Don't expect any friendly handshakes between the Packers' and Redskins' management when the teams face each other in Week 2 of the NFL season. Packers general manager Mark Murphy became the latest former Redskins player to weigh in on this old team's controversial name in an interview with a local radio station, calling it "derogatory to a lot of people," as reported by the Milwaukee Journal Sentinel.

"When I was the athletic director at Colgate, their nickname was the Red Raiders," Murphy said in an interview on WSSP-AM (1250). "At some point in time, there was an Indian mascot. That went away. They kept the Red Raiders name. We studied it long and hard, got a lot of complaints, particularly from faculty on campus. But eventually changed it to just Raiders.

"I don't know if there is any way you can change Redskins," he added. "The owner, Dan Snyder, has come out very strong that he will never change the name. But I am sensitive.

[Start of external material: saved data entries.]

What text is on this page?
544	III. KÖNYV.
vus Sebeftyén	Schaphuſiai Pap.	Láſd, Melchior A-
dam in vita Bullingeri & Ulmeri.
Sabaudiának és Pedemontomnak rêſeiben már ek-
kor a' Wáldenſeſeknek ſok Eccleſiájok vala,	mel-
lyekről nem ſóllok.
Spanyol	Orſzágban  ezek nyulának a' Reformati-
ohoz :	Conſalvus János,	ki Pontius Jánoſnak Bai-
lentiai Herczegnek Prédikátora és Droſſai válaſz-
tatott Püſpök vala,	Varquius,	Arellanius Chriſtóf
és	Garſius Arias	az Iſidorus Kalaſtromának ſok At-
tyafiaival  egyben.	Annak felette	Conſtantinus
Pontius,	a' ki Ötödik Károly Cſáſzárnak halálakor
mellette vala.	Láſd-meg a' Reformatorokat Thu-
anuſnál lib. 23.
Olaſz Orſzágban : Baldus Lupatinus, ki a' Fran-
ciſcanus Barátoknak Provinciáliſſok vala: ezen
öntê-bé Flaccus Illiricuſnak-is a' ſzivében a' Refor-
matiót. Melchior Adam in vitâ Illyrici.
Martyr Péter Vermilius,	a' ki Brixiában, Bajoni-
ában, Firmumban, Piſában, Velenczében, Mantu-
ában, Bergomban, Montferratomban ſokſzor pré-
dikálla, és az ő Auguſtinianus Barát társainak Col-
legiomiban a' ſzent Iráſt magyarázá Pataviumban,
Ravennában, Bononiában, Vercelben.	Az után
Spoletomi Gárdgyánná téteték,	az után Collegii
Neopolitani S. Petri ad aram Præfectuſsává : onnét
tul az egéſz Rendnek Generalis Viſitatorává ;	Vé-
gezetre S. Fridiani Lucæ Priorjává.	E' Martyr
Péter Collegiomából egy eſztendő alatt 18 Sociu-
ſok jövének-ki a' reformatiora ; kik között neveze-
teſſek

It's a name that's very derogatory to a lot of people."

Murphy, who went on to become the athletic director at Northwestern University after his time at Colgate before heading up the Packers, played defensive back for the 'Skins.

His comments come as Slate, a website owned by the Washington Post Company, announced it would no longer refer to the team as the Redskins.

"Changing how you talk changes how you think," the website's editor David Plotz wrote. "The adoption of the term “African-American" -- replacing "Negro" and "colored" -- in the aftermath of the civil rights movement brought a welcome symmetry with Italian-Americans and Irish-Americans, groups defined by geographic origin rather than by race or color. Replacing "same-sex marriage" with "marriage equality" helped make gay marriage a universal cause rather than a special pleading. If Slate can do a small part to change the way people talk about the team, that will be enough."